May-June & September-October are spectacular and sublime here, though.
In addition to being tied here by family bonds, the land in which I dwell seems to support abundant plant growth too.

So in conclusion, my reason for this being the best place for me is less to do with ideal permaculture conditions and more to do with family and spiritual feelings, and convenience.  However, I expect that a lot of people (perhaps a majority?) don't feel a special love or affinity or tether to the place they were born.  
Having travelled around the states though, and British Columbia too, I found many lovely and beautiful places, but I never found a place I liked better than Home.




2 weeks ago
I have the notion that the typical Asparagus crowns sold in garden centers are only Male plants.
Planting from seed though, would make for males and females and the potential for spreading via more seeds.

Steve Solomon, the gardener, offers a brief but thorough explanation of how to raise Asparagus from seed in my climate.
In his method, the female plants are rogued out of the bed once it can be determined which is which.
That would solve worries of it spreading *invasively*, I think.



3 weeks ago
I cannot say how preindustrial folks managed their poultry, though I expect they were not giving the chickens any more inputs than they had to - I imagine people were considerably thriftier and more frugal.
The chickens at our place are totally free range (many have been gotten by predators over the years).
We feed them scratch-grains daily, all year- they habitually expect it.  However, it is really not very much - a little handful per bird.
I notice them busy scratching for their daily bread most of the day, and I think the vast bulk of their food comes from their own efforts.  Weeds and worms and grubs and bugs...
I have read (maybe from another thread on Permies?) that farm kids a long time ago would have a regular winter chore of trapping/hunting/finding small game - for the chickens to eat.

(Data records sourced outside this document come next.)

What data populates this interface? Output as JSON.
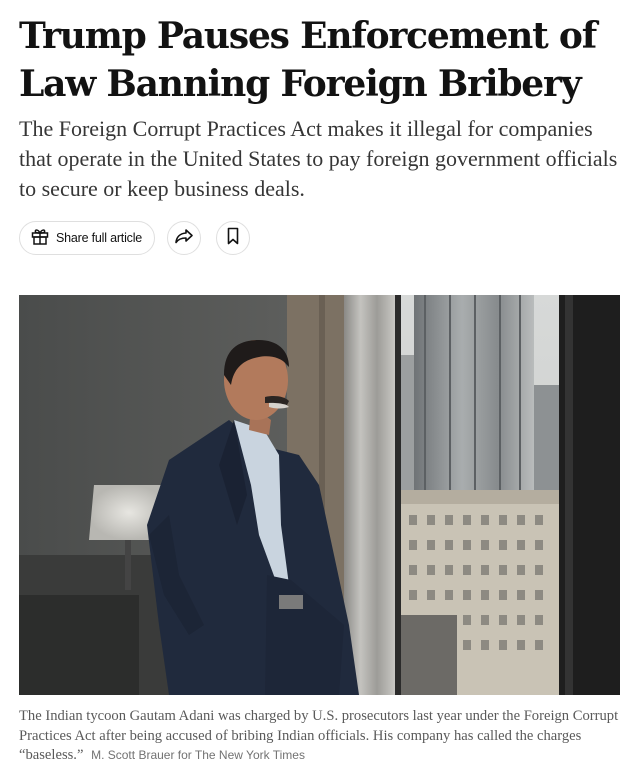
{
  "article": {
    "headline": "Trump Pauses Enforcement of Law Banning Foreign Bribery",
    "summary": "The Foreign Corrupt Practices Act makes it illegal for companies that operate in the United States to pay foreign government officials to secure or keep business deals."
  },
  "toolbar": {
    "share_full_label": "Share full article",
    "icons": {
      "share_full": "gift-icon",
      "share": "share-arrow-icon",
      "save": "bookmark-icon"
    }
  },
  "photo": {
    "caption": "The Indian tycoon Gautam Adani was charged by U.S. prosecutors last year under the Foreign Corrupt Practices Act after being accused of bribing Indian officials. His company has called the charges “baseless.”",
    "credit": "M. Scott Brauer for The New York Times"
  },
  "colors": {
    "text": "#121212",
    "summary": "#363636",
    "caption": "#5a5a5a",
    "border": "#dfdfdf"
  }
}
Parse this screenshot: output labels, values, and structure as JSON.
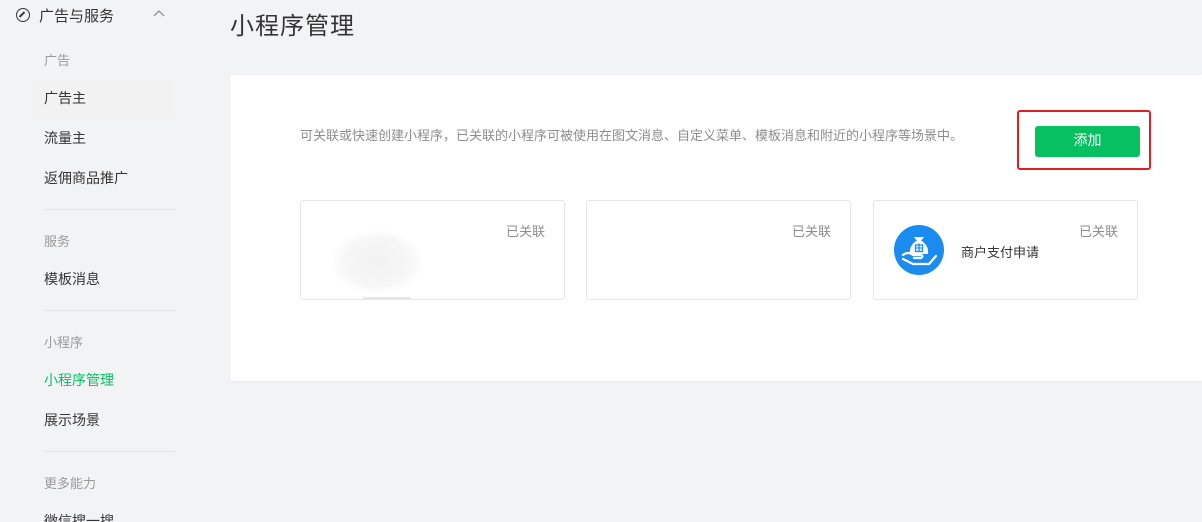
{
  "sidebar": {
    "group_title": "广告与服务",
    "sections": [
      {
        "title": "广告",
        "items": [
          "广告主",
          "流量主",
          "返佣商品推广"
        ]
      },
      {
        "title": "服务",
        "items": [
          "模板消息"
        ]
      },
      {
        "title": "小程序",
        "items": [
          "小程序管理",
          "展示场景"
        ]
      },
      {
        "title": "更多能力",
        "items": [
          "微信搜一搜"
        ]
      }
    ],
    "selected_item": "广告主",
    "active_item": "小程序管理"
  },
  "main": {
    "title": "小程序管理",
    "description": "可关联或快速创建小程序，已关联的小程序可被使用在图文消息、自定义菜单、模板消息和附近的小程序等场景中。",
    "add_button": "添加",
    "cards": [
      {
        "status": "已关联",
        "name": ""
      },
      {
        "status": "已关联",
        "name": ""
      },
      {
        "status": "已关联",
        "name": "商户支付申请",
        "icon": "merchant-payment-icon"
      }
    ]
  },
  "colors": {
    "accent": "#07c160",
    "highlight_border": "#e02020"
  }
}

The only time I feed the chickens a sizeable portion of grain is when the ground is covered in snow or frozen hard, or if it is pouring rain and they won't come out of the woodshed.

I believe if we were careful and fed them more fancy grain they might give us more eggs, but they seem to do just fine on free-ranging with a tiny bit of grain.
Though, it is probably very dependent on your location and what is available to them from the ground.